My Splunk Origin Story
A World Without Splunk
In my pre-Splunk days, I spent significant time leading the vision for standards and automation in our company’s large distributed IBM WebSphere Network Deployment environment. Even though we used standard build tools and a mature change process, significant entropy and deviations were introduced into the environment as a product of requirements for tuning, business, infrastructure, security, and compliance.
As a result, we were unable to recognize the scope of impact when it came to security vulnerabilities or violations with 3rd party compliance. Even worse for us, we spent way too many staff-hours trying to replicate issues between production and quality assurance environments because we had no easy way to recognize the contributing configuration differences.
It’s a Bird, It’s a Plane, It’s Splunk!
Given the challenge of aggregating and correlating disparate data, my searching eventually led me to Splunk.
I quickly grew acclimated to Splunk. The Search Tutorial walked me through the install. The documentation was easy to read and like nothing I had ever seen – I didn’t need a PHD to understand it and I was immediately seeing how I would get value. After some time playing and working with the developers of the [then beta] add-on for WebSphere (latest is at https://splunkbase.splunk.com/app/2789/), we were up and running with WebSphere’s configuration files populating in Splunk. We were finally able to compare environments to each other, themselves over time, or against the entire infrastructure thanks to Splunk’s search processing language, field extraction, and native processing of XML. Furthermore, Splunk’s Schema-on-the-fly meant that as WebSphere’s XML object structure changed we could make the minor tweaks and adjustments without having to rebuild a database, or re-code a custom solution, or wait for an updated product from the vendor.

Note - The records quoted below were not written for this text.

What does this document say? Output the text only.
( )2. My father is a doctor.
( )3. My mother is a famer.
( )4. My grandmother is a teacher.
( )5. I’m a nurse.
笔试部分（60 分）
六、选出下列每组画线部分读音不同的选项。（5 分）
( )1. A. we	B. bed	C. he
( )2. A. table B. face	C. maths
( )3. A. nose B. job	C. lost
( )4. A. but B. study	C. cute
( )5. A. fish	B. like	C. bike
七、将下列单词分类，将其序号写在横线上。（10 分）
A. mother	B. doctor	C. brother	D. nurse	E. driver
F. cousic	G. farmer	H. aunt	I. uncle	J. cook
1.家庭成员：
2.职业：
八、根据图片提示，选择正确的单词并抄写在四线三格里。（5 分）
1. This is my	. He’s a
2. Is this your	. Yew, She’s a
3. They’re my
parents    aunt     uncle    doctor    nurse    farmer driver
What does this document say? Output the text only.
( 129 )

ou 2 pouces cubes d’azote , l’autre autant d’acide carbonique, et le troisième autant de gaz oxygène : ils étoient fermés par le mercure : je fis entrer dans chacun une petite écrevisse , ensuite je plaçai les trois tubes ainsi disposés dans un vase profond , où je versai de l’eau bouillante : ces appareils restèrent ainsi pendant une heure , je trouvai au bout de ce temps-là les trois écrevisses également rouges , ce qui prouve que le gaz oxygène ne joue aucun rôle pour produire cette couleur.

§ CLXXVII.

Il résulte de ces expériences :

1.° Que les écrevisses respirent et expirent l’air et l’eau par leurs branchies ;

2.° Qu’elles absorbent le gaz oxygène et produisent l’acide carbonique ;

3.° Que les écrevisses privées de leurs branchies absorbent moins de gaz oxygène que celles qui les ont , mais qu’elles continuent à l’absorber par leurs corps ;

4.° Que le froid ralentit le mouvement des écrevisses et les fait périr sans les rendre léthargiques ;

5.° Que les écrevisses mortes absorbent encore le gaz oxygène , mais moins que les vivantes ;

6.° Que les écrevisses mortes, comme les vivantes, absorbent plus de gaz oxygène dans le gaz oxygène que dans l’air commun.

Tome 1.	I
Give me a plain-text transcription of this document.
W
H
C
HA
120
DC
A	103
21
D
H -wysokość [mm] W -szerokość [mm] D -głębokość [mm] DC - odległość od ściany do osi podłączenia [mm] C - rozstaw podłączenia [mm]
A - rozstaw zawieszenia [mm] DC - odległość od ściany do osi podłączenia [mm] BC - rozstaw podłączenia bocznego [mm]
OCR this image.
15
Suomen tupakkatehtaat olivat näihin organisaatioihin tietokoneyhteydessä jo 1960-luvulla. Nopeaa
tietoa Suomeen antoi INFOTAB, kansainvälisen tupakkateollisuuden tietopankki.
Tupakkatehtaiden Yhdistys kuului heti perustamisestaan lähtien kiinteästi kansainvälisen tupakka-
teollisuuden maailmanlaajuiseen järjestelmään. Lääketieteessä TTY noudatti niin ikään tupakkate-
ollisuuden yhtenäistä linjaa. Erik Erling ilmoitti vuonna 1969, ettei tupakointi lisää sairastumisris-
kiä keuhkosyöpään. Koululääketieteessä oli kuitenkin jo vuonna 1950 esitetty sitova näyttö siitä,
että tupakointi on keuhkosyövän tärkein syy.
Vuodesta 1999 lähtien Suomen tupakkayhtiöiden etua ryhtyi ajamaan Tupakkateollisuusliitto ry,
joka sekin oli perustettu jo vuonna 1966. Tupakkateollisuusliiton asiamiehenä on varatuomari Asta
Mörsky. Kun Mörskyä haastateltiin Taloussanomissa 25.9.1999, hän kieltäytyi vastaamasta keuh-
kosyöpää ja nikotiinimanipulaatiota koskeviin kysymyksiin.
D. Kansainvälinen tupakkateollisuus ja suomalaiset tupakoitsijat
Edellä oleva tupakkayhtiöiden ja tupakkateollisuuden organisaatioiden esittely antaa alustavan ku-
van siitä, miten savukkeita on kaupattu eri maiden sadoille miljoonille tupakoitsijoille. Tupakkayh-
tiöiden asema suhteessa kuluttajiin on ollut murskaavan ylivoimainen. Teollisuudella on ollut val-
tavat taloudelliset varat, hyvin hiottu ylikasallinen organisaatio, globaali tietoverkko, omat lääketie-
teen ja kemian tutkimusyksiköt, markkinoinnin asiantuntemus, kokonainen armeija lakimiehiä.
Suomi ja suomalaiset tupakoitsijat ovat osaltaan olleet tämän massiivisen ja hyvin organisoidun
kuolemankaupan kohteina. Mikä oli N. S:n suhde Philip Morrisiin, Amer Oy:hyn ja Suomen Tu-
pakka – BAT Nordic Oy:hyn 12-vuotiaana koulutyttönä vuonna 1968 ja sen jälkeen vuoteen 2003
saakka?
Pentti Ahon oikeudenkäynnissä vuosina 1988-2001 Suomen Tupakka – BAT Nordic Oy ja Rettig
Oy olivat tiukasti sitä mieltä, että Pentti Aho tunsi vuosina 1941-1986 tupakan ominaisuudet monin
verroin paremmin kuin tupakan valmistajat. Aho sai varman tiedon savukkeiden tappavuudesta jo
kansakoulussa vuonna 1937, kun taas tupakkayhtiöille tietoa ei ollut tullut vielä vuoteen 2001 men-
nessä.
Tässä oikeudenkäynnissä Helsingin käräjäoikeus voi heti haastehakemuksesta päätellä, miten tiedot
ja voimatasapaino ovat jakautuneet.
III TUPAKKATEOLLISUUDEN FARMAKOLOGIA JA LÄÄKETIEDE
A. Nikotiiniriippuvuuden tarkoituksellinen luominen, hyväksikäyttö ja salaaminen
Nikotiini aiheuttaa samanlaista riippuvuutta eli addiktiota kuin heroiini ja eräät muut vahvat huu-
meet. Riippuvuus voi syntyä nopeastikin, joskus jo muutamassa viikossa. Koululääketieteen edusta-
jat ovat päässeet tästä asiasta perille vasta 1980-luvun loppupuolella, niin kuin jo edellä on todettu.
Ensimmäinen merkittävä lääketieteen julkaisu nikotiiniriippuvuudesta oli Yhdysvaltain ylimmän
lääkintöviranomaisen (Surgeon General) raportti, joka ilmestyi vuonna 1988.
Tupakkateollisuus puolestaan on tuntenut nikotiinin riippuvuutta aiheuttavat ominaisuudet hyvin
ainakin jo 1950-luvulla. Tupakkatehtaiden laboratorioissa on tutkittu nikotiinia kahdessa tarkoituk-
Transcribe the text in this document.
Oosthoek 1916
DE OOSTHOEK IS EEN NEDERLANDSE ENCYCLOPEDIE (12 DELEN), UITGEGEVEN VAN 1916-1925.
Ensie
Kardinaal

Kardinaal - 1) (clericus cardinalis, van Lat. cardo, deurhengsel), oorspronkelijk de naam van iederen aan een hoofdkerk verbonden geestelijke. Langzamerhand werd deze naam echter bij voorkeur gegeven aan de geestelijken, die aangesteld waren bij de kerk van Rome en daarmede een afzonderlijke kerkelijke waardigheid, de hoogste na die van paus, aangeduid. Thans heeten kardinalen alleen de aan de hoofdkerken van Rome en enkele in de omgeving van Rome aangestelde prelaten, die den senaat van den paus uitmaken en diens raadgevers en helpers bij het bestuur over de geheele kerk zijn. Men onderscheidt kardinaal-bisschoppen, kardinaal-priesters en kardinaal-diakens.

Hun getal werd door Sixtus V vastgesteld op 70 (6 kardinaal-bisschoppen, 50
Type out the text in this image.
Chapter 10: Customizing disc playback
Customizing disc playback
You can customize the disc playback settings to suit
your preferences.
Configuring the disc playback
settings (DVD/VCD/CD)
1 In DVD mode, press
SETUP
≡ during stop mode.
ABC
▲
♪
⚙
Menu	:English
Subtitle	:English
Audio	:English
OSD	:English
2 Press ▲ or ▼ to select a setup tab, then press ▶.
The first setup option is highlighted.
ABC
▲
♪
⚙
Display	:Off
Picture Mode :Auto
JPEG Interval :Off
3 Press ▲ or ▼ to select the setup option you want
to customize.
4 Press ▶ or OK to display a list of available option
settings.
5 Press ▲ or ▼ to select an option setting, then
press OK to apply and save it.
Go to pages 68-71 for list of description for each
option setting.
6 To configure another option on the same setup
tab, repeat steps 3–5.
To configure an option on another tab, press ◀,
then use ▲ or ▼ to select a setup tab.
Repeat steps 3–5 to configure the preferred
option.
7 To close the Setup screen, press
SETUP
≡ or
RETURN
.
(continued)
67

Most importantly, the model around data aggregation with forwarders eliminated the risk of entropy inherit in other solutions. What we saw in Splunk was what was set on the infrastructure, regardless of changes. No one had to manually update records according to documented changes. In fact, because Splunk was read-only, it satisfied audit and change control concerns that other products presented. Lastly, because Splunk is the platform for machine data, regardless of structure, we were able to correlate problems and configuration with data from the java runtime (JMX), system metrics from the operating system (cpu, mem, disk, etc…) for both Windows and AIX, and both jvm and application logs. The compounding value from these otherwise disparate data sources was astonishing.
And There Was Much Rejoicing!
Thanks to Splunk’s dashboarding capabilities, I was able to create dashboards that dynamically presented configuration discrepancies between two JVMs. This addressed our challenge with identifying what discrepancies were contributing to unexpected runtime behavior. Another dashboard showed what JVMs were missing or had a non-standard value from a dynamically populated a drop down of all JVM custom properties that existed throughout the infrastructure. This satisfied our challenge of understanding the scope of impact for vulnerabilities and compliance addressed by such properties. Given the small and infrequent volume of configuration changes, this solution could be implemented with the free Splunk license. Using the free license obviously has limitations on functionality, but I mention this because its worth highlighting how much value we were able to get with such a small Enterprise License.
The Cliff Hanger
Unfortunately, I left that company (to be a full time Splunk admin!) before the solution was fully deployed. But that’s why I wanted to share it with you. I’d love to hear how others are able to demonstrate amazing value by adding configuration data to the operating system and log data that they are already Splunking. Please build on this solution and share it in the comments…or even create your own app or Data Models for Splunk! Show the rest of us how you’ve found your own way to “make machine data accessible, usable and valuable to everyone!”